Alibaba academy develops CT-based AI model for colorectal cancer screening

  • Approach skips bowel prep, targets early detection
  • Study shows higher sensitivity than clinicians

Alibaba DAMO Academy has developed an AI model for colorectal cancer screening that uses routine CT scans, offering a method that does not require bowel preparation and can be conducted without additional procedures for patients.

The model, known as DAMO Coca, was created in collaboration with Guangdong Provincial People’s Hospital and other institutions.

It marks the third cancer screening model released by the research unit, following earlier systems targeting pancreatic and gastric cancers, and signals progress in a broader “CT scan plus AI” approach to multi-cancer detection.

Colorectal cancer is the second leading cause of cancer-related deaths globally, with rising incidence among people under 30.

Early detection can lift five-year survival rates above 90%, compared with about 14% for late-stage cases.

Yet conventional screening methods, including stool tests and colonoscopy, often require invasive preparation, contributing to low uptake rates.

DAMO Coca applies AI to standard, non-contrast CT scans that are already widely used in health checks and clinical assessments.

While such scans generate large volumes of imaging data annually, the presence of intestinal contents has historically made interpretation difficult.

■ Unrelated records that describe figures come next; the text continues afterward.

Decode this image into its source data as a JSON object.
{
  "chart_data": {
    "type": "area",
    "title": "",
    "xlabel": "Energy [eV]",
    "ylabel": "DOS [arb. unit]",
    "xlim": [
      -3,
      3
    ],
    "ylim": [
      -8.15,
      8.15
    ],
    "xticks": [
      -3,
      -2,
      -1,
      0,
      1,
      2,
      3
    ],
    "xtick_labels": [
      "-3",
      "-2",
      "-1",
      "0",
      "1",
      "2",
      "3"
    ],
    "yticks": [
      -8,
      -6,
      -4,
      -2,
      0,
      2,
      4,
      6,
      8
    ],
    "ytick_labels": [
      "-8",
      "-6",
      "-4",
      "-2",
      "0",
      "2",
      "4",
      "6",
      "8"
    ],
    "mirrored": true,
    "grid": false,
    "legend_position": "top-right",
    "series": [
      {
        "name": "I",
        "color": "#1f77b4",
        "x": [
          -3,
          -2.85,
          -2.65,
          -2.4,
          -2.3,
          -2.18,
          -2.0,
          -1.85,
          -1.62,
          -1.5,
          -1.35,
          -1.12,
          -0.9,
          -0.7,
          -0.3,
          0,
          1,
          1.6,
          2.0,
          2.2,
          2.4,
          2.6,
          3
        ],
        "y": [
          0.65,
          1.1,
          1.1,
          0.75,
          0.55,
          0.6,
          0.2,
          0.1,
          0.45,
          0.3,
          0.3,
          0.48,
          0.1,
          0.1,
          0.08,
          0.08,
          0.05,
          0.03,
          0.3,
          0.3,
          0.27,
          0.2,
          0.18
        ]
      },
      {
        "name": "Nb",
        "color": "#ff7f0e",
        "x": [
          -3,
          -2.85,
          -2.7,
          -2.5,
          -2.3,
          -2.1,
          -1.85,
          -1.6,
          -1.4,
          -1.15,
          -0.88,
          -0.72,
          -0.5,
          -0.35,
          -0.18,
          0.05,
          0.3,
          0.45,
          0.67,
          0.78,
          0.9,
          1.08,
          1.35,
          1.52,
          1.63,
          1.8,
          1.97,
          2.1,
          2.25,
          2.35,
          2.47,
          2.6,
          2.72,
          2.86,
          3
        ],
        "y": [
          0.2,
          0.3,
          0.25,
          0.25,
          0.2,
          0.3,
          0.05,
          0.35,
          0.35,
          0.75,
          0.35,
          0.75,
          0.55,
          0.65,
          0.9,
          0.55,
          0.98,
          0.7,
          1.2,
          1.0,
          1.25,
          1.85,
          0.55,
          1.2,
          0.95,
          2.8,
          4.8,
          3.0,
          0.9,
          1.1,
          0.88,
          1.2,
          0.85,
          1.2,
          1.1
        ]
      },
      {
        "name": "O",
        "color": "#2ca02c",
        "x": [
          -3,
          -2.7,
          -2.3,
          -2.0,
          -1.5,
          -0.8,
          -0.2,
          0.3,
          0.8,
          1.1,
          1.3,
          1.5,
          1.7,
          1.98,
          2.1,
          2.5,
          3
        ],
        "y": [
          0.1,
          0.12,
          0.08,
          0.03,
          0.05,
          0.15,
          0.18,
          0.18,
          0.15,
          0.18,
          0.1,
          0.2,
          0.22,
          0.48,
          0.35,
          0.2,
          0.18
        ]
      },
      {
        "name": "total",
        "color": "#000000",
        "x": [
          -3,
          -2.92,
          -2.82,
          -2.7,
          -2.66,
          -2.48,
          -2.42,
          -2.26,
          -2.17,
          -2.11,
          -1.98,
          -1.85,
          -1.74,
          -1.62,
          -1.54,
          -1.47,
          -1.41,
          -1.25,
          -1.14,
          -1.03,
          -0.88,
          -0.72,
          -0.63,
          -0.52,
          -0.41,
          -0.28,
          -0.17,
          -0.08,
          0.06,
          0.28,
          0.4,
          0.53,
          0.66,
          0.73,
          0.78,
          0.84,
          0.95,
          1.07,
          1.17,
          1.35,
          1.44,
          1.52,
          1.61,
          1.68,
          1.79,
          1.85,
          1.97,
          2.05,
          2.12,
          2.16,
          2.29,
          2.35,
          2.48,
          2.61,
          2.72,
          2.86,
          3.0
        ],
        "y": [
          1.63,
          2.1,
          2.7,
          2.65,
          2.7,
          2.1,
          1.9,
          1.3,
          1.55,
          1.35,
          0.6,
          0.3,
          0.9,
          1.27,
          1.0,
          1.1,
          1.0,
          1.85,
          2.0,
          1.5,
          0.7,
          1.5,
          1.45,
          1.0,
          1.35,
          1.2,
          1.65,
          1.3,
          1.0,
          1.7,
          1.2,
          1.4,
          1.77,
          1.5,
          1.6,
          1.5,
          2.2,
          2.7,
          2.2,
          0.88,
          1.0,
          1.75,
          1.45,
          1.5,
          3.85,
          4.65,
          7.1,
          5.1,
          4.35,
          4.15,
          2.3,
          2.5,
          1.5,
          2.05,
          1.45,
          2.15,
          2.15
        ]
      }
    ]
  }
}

The system uses a two-stage deep learning architecture combined with hybrid supervised learning to identify early tumors smaller than three centimeters.

The AI model is trained to segment intestinal structures, filter out interference and detect suspicious lesions.

In a study involving 27,000 CT scans, the model identified five previously missed colorectal cancer cases. It achieved a sensitivity of 86.6% and specificity of 99.8%, according to findings published in Annals of Oncology.

Compared with 10 radiologists of varying experience, the DAMO Coca’s sensitivity was 20.4 percentage points higher, with notable gains in areas such as the sigmoid colon and rectum where lesions are often overlooked.

When used as an assistive tool, it improved doctors’ sensitivity and specificity by 14.5% and 3.1%, respectively.

“AI tools can effectively help doctors address the challenge of missed intestinal lesions,” said Liu Zaiyi, head of radiology at Guangdong Provincial People’s Hospital. “Future deployment across more institutions and large-scale prospective studies will be needed to generate high-quality evidence.”

Alibaba DAMO Academy has been working on medical AI since 2017, focusing on detecting subtle abnormalities in CT scans. Its previous models include DAMO Panda for pancreatic cancer and DAMO Grape for gastric cancer.

Zhang Ling, a senior algorithm expert at the academy, said the team has made progress across five major digestive system cancers—pancreatic, gastric, colorectal, liver and esophageal—and is continuing research into screening for breast and kidney cancers.